NNT (as the author calls himself) explains that we live in an extremely complex world where we cannot predict all the events which will happen, and therefore it is silly to try to plan or predict future outcomes.
Throughout the book, he mentions several events that humankind did not dream of that caused terrific outcomes.
Even living in this complex world, we always try to plan everything. We always try to predict the future. But, like NNT shows us, Plans fail because of what is called “tunnelling”: the neglect of sources of uncertainty outside of the plan itself.
We humans believe that we are good at forecasting if we do the same task over and over again; we think the more routine the task, the better we learn to forecast… We just forget there is always something non-routine in our complex world that will destroy our forecasts.
Like NNT explains: most delays and cost overruns arise from unexpected elements that did not enter into the plan—that is, they lay outside the model at hand—such as strikes, electricity shortages, accidents, bad weather, or rumours of Martian invasions.
We cannot project the behaviour of a system if we do not know all possible conditions of that system, therefore we cannot truly plan; all estimations will be, most likely, completely wrong. Let’s make the bridge now into software development.
Everything that I described before can be applied directly to software development, so why the heck do most of the companies (in my experience) still ask for detailed plans and estimations? It’s ridiculous to even start when we already know that we will be wrong!
Why do we still have Senior Management asking for milestone plans with detailed lists of features for months? Why do we have people bothering themselves with Gant charts full of detailed information that will be obsolete as soon they finish printing out the Gant chart?
Why do we have management looking into sprint reports, asking why the Delivered stories are not as high in number as the Committed stories? Why do we even have management forcing people to learn “how to get better at estimation”?
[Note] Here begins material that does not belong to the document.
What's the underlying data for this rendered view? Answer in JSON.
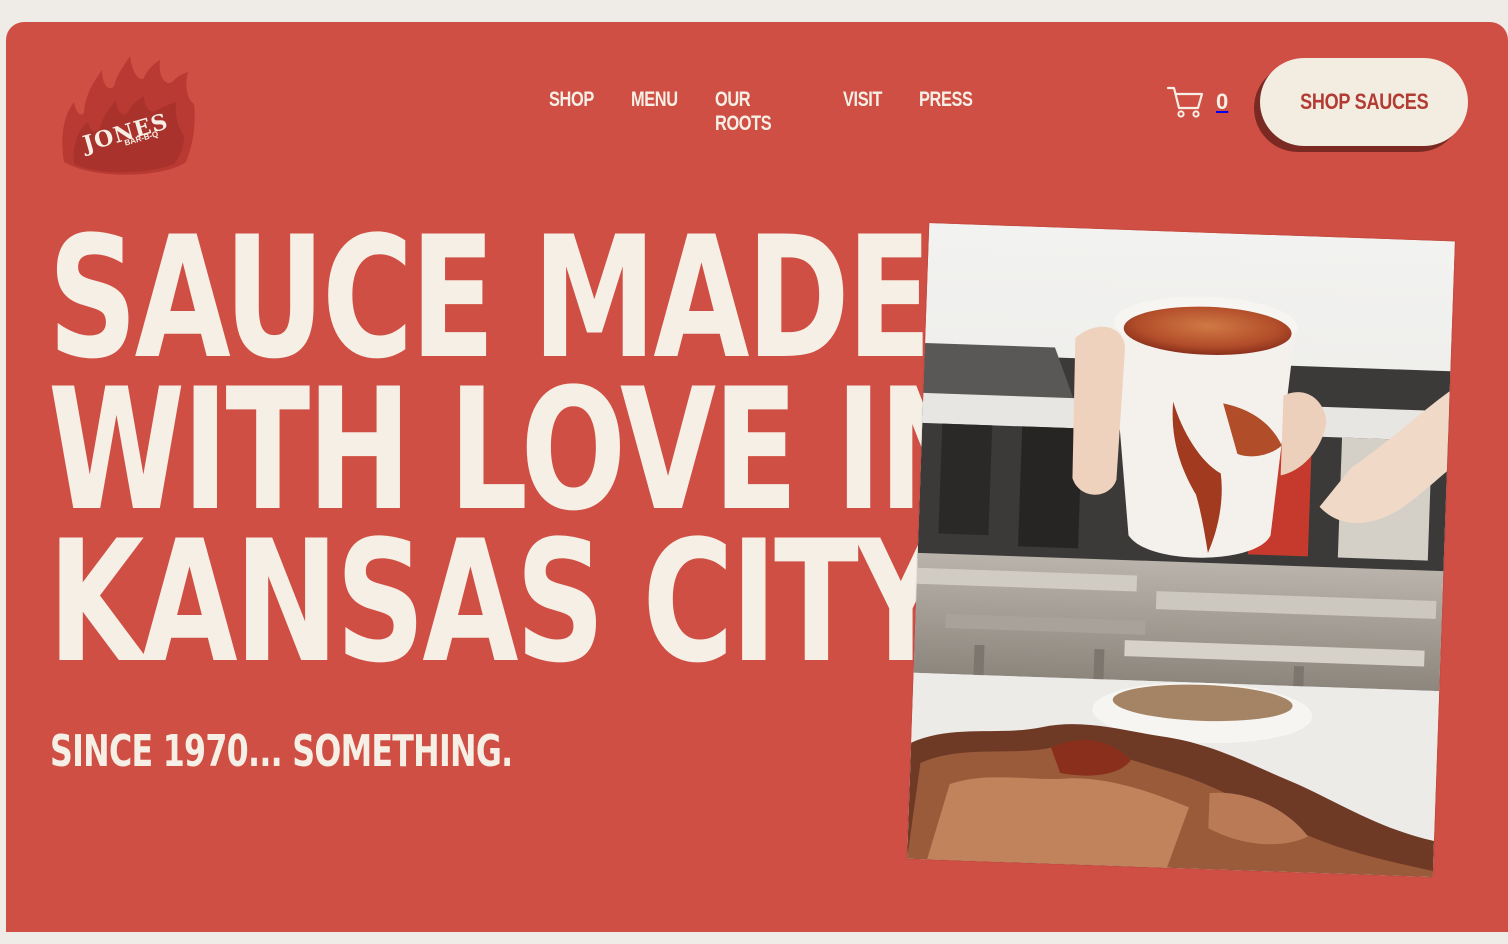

Why do we have management bothering Scrum Masters with questions like: “Why does the sprint burn down have several peaks? I would like to have a normal line!” Why do we have teams spending hours in useless estimation meetings where they discuss if the story is a 3, 5, or 8? Even worse, why do we have teams spending entire days doing estimations for complete product backlogs?
All the previous examples can be considered evidence of fantastic waste! We spend days and days trying to achieve what we cannot, so what can we do to avoid all this waste? The solution is simple: DO NOT ESTIMATE.
Woody Zuill is a guy that is writing a lot about #NoEstimates; there are many more people doing so, but Vasco and Woody are the ones that I am following quite closely. I am starting to talk about the topic more often myself; for example, you can see my previous blog post about this right here.
The idea behind this approach is simple: We understand that we cannot do any kind of estimations, therefore we do not lose time trying. But how can we predict where, exactly, we are going to land? We cannot, but we can provide a time interval wherein the product will be ready. At the same time, we guarantee that we can deliver the highest value to the customer in small intervals of time.
In conclusion, I want to remind you all that there is no way that we can predict the future. There is no way we can do exact estimations, so let’s stop this wasteful practice and start doing things much more simply.